My guess is that a lot of even doctors’ attitudes about the healthcare system are shaped by strong gut reactions to vivid stories and personal experiences of absurd and frustrating problems with the healthcare system. They share those stories, which get simplified and enhanced for transmissibility like any other meme. The details are lost. It’s a gigantic game of telephone.

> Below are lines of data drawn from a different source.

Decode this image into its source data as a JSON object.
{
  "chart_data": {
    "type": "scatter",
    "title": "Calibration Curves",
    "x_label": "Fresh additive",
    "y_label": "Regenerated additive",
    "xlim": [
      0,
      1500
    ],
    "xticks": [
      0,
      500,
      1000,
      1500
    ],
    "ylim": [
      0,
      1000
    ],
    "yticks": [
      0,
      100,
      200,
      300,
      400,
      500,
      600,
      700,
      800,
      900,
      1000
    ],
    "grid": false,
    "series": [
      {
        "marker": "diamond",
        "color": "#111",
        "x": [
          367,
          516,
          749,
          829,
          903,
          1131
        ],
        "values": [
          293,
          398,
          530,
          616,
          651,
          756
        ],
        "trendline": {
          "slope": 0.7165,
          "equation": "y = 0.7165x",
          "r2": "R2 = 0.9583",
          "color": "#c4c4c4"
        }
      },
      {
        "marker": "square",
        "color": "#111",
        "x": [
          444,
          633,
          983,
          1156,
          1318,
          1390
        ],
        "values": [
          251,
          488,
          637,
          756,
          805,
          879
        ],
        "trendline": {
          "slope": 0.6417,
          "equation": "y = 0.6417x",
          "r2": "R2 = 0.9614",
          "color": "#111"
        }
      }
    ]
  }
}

The system might still be absurd and dysfunctional. But the precise nature of that absurdity and dysfunction might be quite different from what best suits the transmissibility of a healthcare story. And understanding those mechanistic details is important for understanding what actually needs to be done to make the situation any better. Furthermore, if those stories comprise most of the “data” that forms the judgments of activists interested in changing the healthcare system, there’s a huge risk of bias.
One way of cutting through to clearer insight might be to focus on proposing particular changes to the system, then making predictions about what effects this might have. Being generally critical of the FDA is a fine stance to have, but it’s not very enlightening about what in particular needs to be done to improve things. In the case of Silenor, it seems like the outcome is actually pretty good: a predatory company blew its own foot off trying to profit off a pointless drug because the FDA required it to pay for trials demonstrating the efficacy of a drug already widely known to be effective, just to achieve “on-label” status.
I’m highly sympathetic to the idea that there should be a better way to promote FDA approved drugs known to be effective for some off-label use to a similar status as those that have passed a phase III trial. Whatever it is, it’s going to have to balance the needs of patients, physicians, regulators, pharma companies, and, perhaps insurers. It will also have to balance a range of policy goals including how we incentivize and evaluate innovation, protect and police physicians, and manage healthcare costs and access. And then there’s the little problem of getting that dream solution implemented.
For most people, myself very much included, it seems best to focus on gathering data about why the system currently produces the outcomes it does, and pursuing a deeper understanding of those Healthcare System Disaster Stories circulating around.